Discipline is what sets David Rabe's A Question of Mercy apart from the earnest TV movies that it resembles. Recently opened at the off-Broadway theater where Rent debuted, the play follows a conflicted doctor (Zach Grenier) as he tries to help a dying aids patient (Juan Carlos Hernandez) commit suicide. TV would have turned this into a moralistic issue drama about the right to die. Under Rabe's focused gaze, it becomes a cold-eyed look at what happens when that noble ideal runs up against fallible human beings. Rabe--who in the 1970s wrote big, impassioned plays about Vietnam (Streamers)--works on a much smaller canvas here. He immerses us in clinical details--like the doctor's careful instructions on how to take a fatal dose of pills (one at a time, with as little water as possible) or the compulsive conversation of the victim's lover (Stephen Spinella), who forces himself to go out to a movie when the deed is done.

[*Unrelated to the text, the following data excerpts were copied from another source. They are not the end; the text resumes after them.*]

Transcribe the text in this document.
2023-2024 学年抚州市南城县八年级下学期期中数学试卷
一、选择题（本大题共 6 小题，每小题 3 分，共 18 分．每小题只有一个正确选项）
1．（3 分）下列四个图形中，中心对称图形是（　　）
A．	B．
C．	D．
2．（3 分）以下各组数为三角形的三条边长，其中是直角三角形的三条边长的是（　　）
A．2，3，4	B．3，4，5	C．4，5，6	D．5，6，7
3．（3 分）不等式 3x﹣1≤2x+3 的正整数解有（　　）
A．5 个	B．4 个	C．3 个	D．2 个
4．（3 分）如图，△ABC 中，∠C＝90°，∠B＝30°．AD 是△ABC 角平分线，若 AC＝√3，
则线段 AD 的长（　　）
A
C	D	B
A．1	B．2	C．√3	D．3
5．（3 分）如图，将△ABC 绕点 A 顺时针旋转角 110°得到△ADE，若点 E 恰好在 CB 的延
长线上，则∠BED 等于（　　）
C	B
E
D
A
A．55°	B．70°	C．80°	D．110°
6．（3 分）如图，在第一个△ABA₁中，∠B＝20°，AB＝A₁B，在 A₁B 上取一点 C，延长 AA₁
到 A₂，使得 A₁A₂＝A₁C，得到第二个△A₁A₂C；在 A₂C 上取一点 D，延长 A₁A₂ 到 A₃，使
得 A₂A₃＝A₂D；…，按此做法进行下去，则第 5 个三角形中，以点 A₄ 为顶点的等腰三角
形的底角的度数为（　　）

The narrow focus can be constricting (this is a small play on a big theme), but Rabe's jittery, naturalistic dialogue and Douglas Hughes' knife-edge direction make it a powerful, unmistakably theatrical event.

Hollywood has been good to Alfred Uhry. His first play, Driving Miss Daisy, was turned into an enormously popular movie, which won him an Oscar. His second, The Last Night of Ballyhoo, which just opened on Broadway, seems made to order for the movies as well: an old-fashioned family comedy-drama, set in Atlanta in 1939, on the eve of the premiere of Gone With the Wind. But it's a wonderful play on its own terms--richer, more textured than the rather schematic Miss Daisy, its originality rising subtly out of familiar elements.

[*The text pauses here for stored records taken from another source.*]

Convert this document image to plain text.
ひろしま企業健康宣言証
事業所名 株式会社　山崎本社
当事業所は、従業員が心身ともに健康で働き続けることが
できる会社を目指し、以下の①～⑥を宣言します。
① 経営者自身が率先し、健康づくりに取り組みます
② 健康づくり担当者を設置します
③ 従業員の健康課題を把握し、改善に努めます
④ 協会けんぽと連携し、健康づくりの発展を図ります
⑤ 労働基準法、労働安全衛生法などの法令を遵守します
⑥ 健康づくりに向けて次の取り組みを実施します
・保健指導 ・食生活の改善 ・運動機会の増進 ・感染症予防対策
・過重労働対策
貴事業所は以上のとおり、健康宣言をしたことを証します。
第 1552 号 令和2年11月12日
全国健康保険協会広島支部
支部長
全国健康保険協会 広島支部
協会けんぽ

Lala Levy (Jessica Hecht) is a socially awkward young Jewish woman, back home in Atlanta after an aborted semester at the University of Michigan. In between decorating the Christmas tree and ogling the Hollywood celebrities in town, she is trying to get a date for the big event of the Jewish social year, known as Ballyhoo. Reacting in various ways to her travails are her widowed mother; the unmarried uncle and widowed aunt who live with them; and her prettier, more socially assured cousin, home from Wellesley.

There's a comforting, Meet Me in St. Louis sweetness in the way this clan faces its small crises. But Uhry adds vinegar in the form of a sharply observed portrait of upper-middle-class Jews in the pre-World War II South. Theirs was a tricky dance of assimilation and accommodation, in which older families, like Lala's, scorned newer immigrants, represented by the kid from Brooklyn who has just gone to work for the family business. Uhry juggles a lot of elements with no evident strain: creating a believable family that seems both quirky and emblematic; exploring issues of Jewish self-hatred; giving hints of The Glass Menagerie and then taking a sharp right turn. Hollywood will probably shower the play with stars, but most likely will miss the delicacy of Ron Lagomarsino's understated direction and Dana Ivey's touching performance as Lala's stern, no-nonsense mother. She can get a laugh and evoke a lifetime of prefeminist frustration with a single line ("If I were running the Dixie Bedding Company, we'd all be rich by now") and find fresh heartbreak in the simplest lament: "I thought we were going to be happy when we grew up." That's not Hollywood schmaltz, folks; it's the real thing.